1947 yılında devlet memurluğundan istifa ederek Adapazarı’na dönen Ekrem Alican bir taraftan ziraat ve ticaret ile uğraşırken diğer taraftan da 1946 yılında kurularak ülke siyasetine yeni bir soluk getiren Demokrat Parti’de aktif siyasete başladı. Bu bağlamda 14 Mayıs 1950 tarihinde yapılacak TBMM Genel Seçimleri için 22 Nisan 1950 tarihinde CHP ve 24 Nisan 1950 tarihinde de Demokrat Parti milletvekili aday listelerini açıkladı. Demokrat Parti’nin Kocaeli Milletvekili adayları arasında Ekrem Alican da vardı. 14 Mayıs 1950 tarihinde yapılan TBMM IX. Dönem Milletvekili seçimleri sonucu Hamdi Başak (DP), Mümtaz Kalaycıoğlu (DP), Ethem Vassaf Akan (DP), Ziya Atığ (DP), Salih Kalemcioğlu (DP), Yeredoğ Kişioğlu (DP), Saim Önhon (DP), Hüsnü Türkant (DP), Lütfü Tokoğlu (DP), Mehmet Yılmaz (DP) ile birlikte Ekrem Alican (DP) da Kocaeli Milletvekili seçildi.

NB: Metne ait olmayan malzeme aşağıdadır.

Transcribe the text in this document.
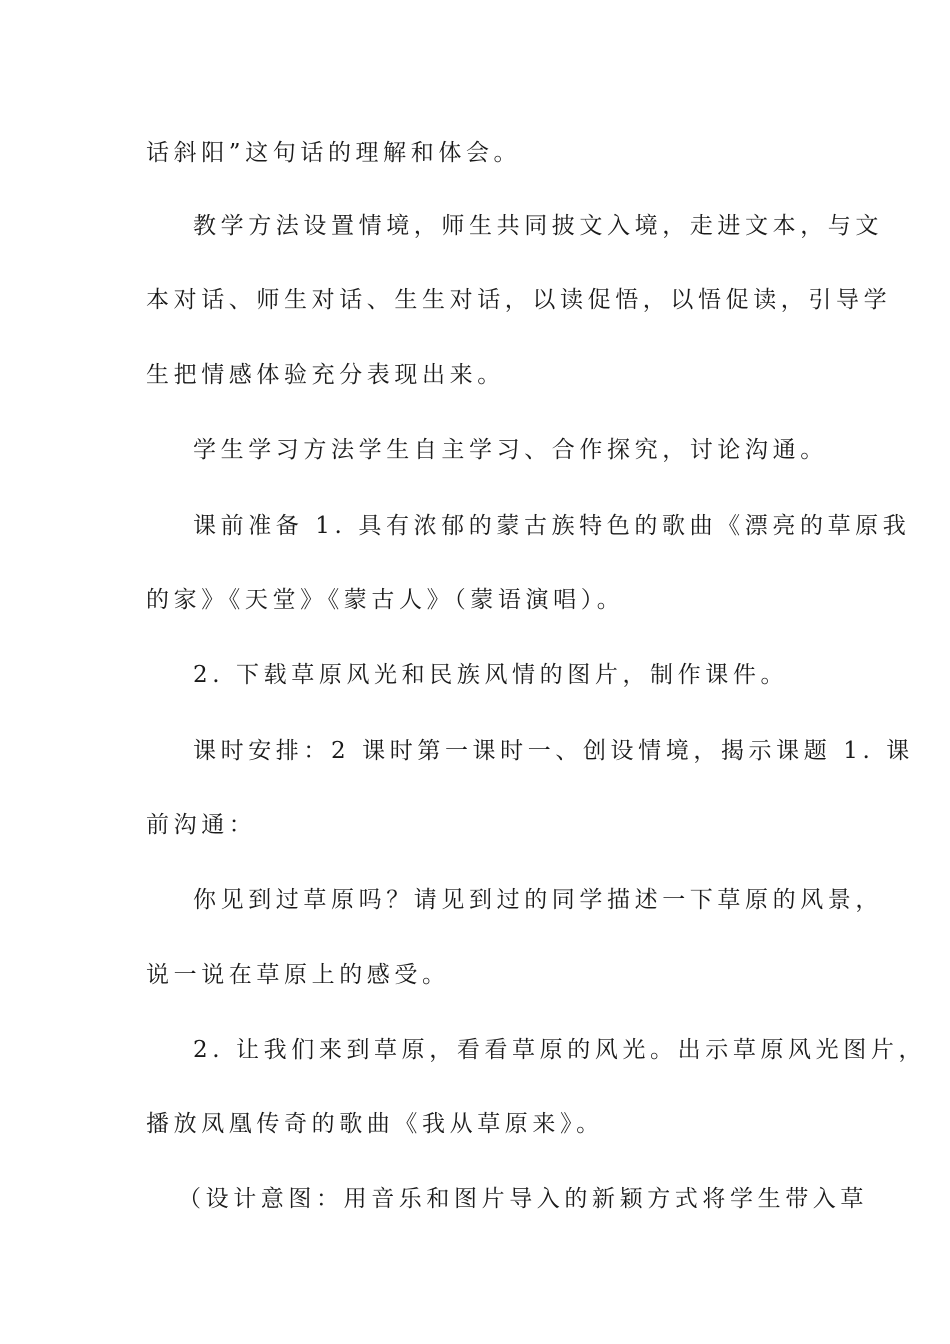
话斜阳”这句话的理解和体会。
教学方法设置情境，师生共同披文入境，走进文本，与文
本对话、师生对话、生生对话，以读促悟，以悟促读，引导学
生把情感体验充分表现出来。
学生学习方法学生自主学习、合作探究，讨论沟通。
课前准备 1. 具有浓郁的蒙古族特色的歌曲《漂亮的草原我
的家》《天堂》《蒙古人》（蒙语演唱）。
2. 下载草原风光和民族风情的图片，制作课件。
课时安排：2 课时第一课时一、创设情境，揭示课题 1. 课
前沟通：
你见到过草原吗？请见到过的同学描述一下草原的风景，
说一说在草原上的感受。
2. 让我们来到草原，看看草原的风光。出示草原风光图片，
播放凤凰传奇的歌曲《我从草原来》。
（设计意图：用音乐和图片导入的新颖方式将学生带入草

12 Mart 1954 tarihli toplantısında TBMM, 2 Mayıs 1954 tarihinde Milletvekili Genel Seçimlerinin yenilenmesi kararını aldı ve ardından da tatile girdi.  Bu karar sonrası Kocaeli’nde hem Demokrat Parti hem de Cumhuriyet Halk Partisi seçim çalışmalarına başladı. Bu bağlamda 11 Nisan 1954 tarihinde Cumhuriyet Halk Partisi, ardından da Demokrat Parti Milletvekili aday listelerini açıkladı. Demokrat Parti listesinde Ekrem Alican tekrar aday gösterildi. 2 Mayıs 1954 tarihinde yapılan Milletvekili Genel Seçimleri sonucu Kocaeli’nden Ekrem Alican (DP) ile birlikte Hamdi Başak (DP), Nüzhet Akın (DP), Ziya Atığ (DP), Selami Dinçer (DP), Hamza Osman Erkan (DP), Turan Güneş (DP), Cemal Tüzün (DP), Saadettin Yalım (DP), Sefer Göksel (DP), Kazım Meriç ve (DP), Nüzhet Unat (DP) milletvekili seçildiler.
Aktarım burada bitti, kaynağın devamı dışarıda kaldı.